06/02/2008

Versos de Grande Utilidade para os Pobres (com recurso ao Borda d’Água para 2008)


Versos de Grande Utilidade para os Pobres
(com recurso ao Borda d’Água para 2008)

I

Uma só fotografia possuo do Anjo
do Relógio da Catedral de Chartres:
nada tenho, tirando
todo o tempo do perfil de pedra do Anjo.

Devolvemos à pedra o que nos esculpe
ela, não nos devolve ela o tempo
que consumimos para nos consumar.

II

A minha pobreza é tão quão a tua
de extrema dignidade. Virá a noite.
Mais somos tidos do que temos: é a verdade.
Têm-nos as folhas que o vento dança.
Têm-nos as árvores que folhas têm ao vento.
Têm-nos as linhagens: homens e mulheres
de que perdemos os nomes, que não o sangue.

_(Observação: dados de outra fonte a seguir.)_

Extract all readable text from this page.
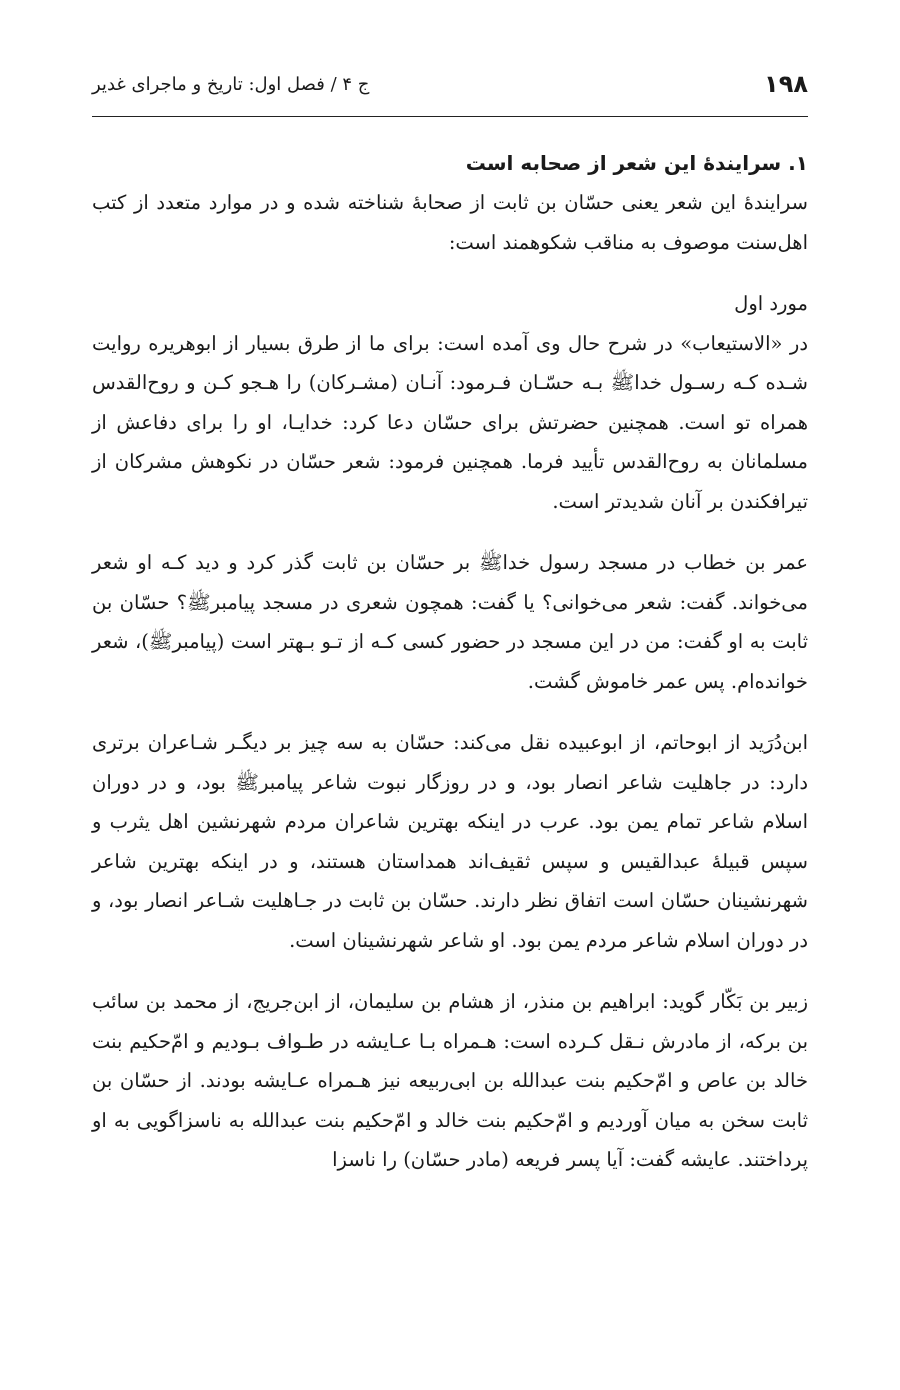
۱۹۸
ج ۴ / فصل اول: تاریخ و ماجرای غدیر

۱. سرایندهٔ این شعر از صحابه است

سرایندهٔ این شعر یعنی حسّان بن ثابت از صحابهٔ شناخته شده و در موارد متعدد از کتب اهل‌سنت موصوف به مناقب شکوهمند است:

مورد اول

در «الاستیعاب» در شرح حال وی آمده است: برای ما از طرق بسیار از ابوهریره روایت شـده کـه رسـول خداﷺ بـه حسّـان فـرمود: آنـان (مشـرکان) را هـجو کـن و روح‌القدس همراه تو است. همچنین حضرتش برای حسّان دعا کرد: خدایـا، او را برای دفاعش از مسلمانان به روح‌القدس تأیید فرما. همچنین فرمود: شعر حسّان در نکوهش مشرکان از تیرافکندن بر آنان شدیدتر است.

عمر بن خطاب در مسجد رسول خداﷺ بر حسّان بن ثابت گذر کرد و دید کـه او شعر می‌خواند. گفت: شعر می‌خوانی؟ یا گفت: همچون شعری در مسجد پیامبرﷺ؟ حسّان بن ثابت به او گفت: من در این مسجد در حضور کسی کـه از تـو بـهتر است (پیامبرﷺ)، شعر خوانده‌ام. پس عمر خاموش گشت.

ابن‌دُرَید از ابوحاتم، از ابوعبیده نقل می‌کند: حسّان به سه چیز بر دیگـر شـاعران برتری دارد: در جاهلیت شاعر انصار بود، و در روزگار نبوت شاعر پیامبرﷺ بود، و در دوران اسلام شاعر تمام یمن بود. عرب در اینکه بهترین شاعران مردم شهرنشین اهل یثرب و سپس قبیلهٔ عبدالقیس و سپس ثقیف‌اند همداستان هستند، و در اینکه بهترین شاعر شهرنشینان حسّان است اتفاق نظر دارند. حسّان بن ثابت در جـاهلیت شـاعر انصار بود، و در دوران اسلام شاعر مردم یمن بود. او شاعر شهرنشینان است.

زبیر بن بَکّار گوید: ابراهیم بن منذر، از هشام بن سلیمان، از ابن‌جریج، از محمد بن سائب بن برکه، از مادرش نـقل کـرده است: هـمراه بـا عـایشه در طـواف بـودیم و امّ‌حکیم بنت خالد بن عاص و امّ‌حکیم بنت عبدالله بن ابی‌ربیعه نیز هـمراه عـایشه بودند. از حسّان بن ثابت سخن به میان آوردیم و امّ‌حکیم بنت خالد و امّ‌حکیم بنت عبدالله به ناسزاگویی به او پرداختند. عایشه گفت: آیا پسر فریعه (مادر حسّان) را ناسزا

Sou muito feliz na pobreza extrema
e extremamente digna.
Aluem-se-me os dentes, esfarrapa-se-me a língua:
não o idioma nem o sabor.

Espero-te enquanto espero
que te seja, felizes, feliz
a pobreza extrema.

III

Hei-de ir um dia a tua casa
tocar os teus objectos
e a tua vida simples.

Régio é todo o real,
pobre embora.

IV

Vê lá tu
quão pobremente amamos.
Amamos dos outros
nos outros
o que eles não são
o que eles não podiam
nem puderam
ser.

É tão feliz a nossa pobreza.
É tão pobre o nosso amor.

Vê lá tu
quão nos é vital
o amor
com que nos amam
ainda
os nossos mortos.

Eles amam-nos
deitados
como amantes.

Quando vou a tua casa
sou um de nós
que nos amamos
e somos pobres.

Uma só fotografia
tenho tua.
Não tenho dinheiro
para ir a Chartres
ver-te
mas
amamo-nos
vê lá tu.

V

O sistema nacional de saúde do meu país
só é capaz de organizar eternidades
como a do amor pelos mortos.
Eles vingam-se amando-nos.
Somos pobres pelas ruas
mas somos muito amados
patrioticamente
nacionalmente
sistematicamente.

VI

Dizemos tantas vezes

É a nossa vida.

Nunca dizemos

A vida é nossa.

VII

Se queres, reza comigo por
O Verdadeiro Almanaque
Borda d’Água
e contigo comigo seremos
devidamente bissextos:

um dia mais.

VIII
(palavras itálicas todas do Borda d’Água)

De natureza metódica
transplantar para viveiro
em local definitivo.
Lavoura de nascidas em Janeiro.
Propriedade de Santa Ângela de Folinho.
O ano bissexto é justificado
porque a Terra demora.
Porque a Terra demora,
foram cercados de mitos
domingo
S. Hilário
e
o amor como o primeiro
(ocaso às 17h 25m).
Gostam da tradição
acima de tudo
S. Gonçalo de Amarante
Shakespeare
alface romana
e sabóia.
Contribuinte nº 500090564:
se o escolhido não estivesse de acordo com o casamento,
era obrigado a pagar uma multa de respeito.
Epifania.
Semear.
Vacinar.
O sol nasce: o primeiro dia:
dia internacional.
Manuel, iniciando-se,
onde for possível.
Será algo melancólico,
cavalar.
Contra as doenças rubras,
S. Ildefonso.
Em 1582, o Papa Gregório XIII decidiu.
Morreu por
uma multa de respeito.
Os seus amigos com cautela: Preta,
Chumbo, Ónix, Lótus, Jasmim: em relação
a quanto tempo faltava,
Todos os Santos.
Não há luar.
Planeiam as suas vidas ao
transplantar para viveiro ou
em alfobres bem abrigados.
E não como de costume,
na Escócia.
Mozart,
sê verdadeiro contigo próprio.
Tempo húmido,
agindo sempre moral e legalmente,
tão certo como após o dia
vir a noite.

Nótula:
o poema I é da noite de 30 de Janeiro de 2008;
os restantes são da manhã de 6 de Fevereiro de 2008.

1 comentário:

Mª Jose M. disse...

Daniel,

«tão certo como após o dia
vir a noite.»

(Sem saber se estava escrito no Borda d'Água)
Fui lendo por aqui, noutras noites, em silêncio
Enquanto a insónia teimava em, importante e vaidosa, roubar horas de sono.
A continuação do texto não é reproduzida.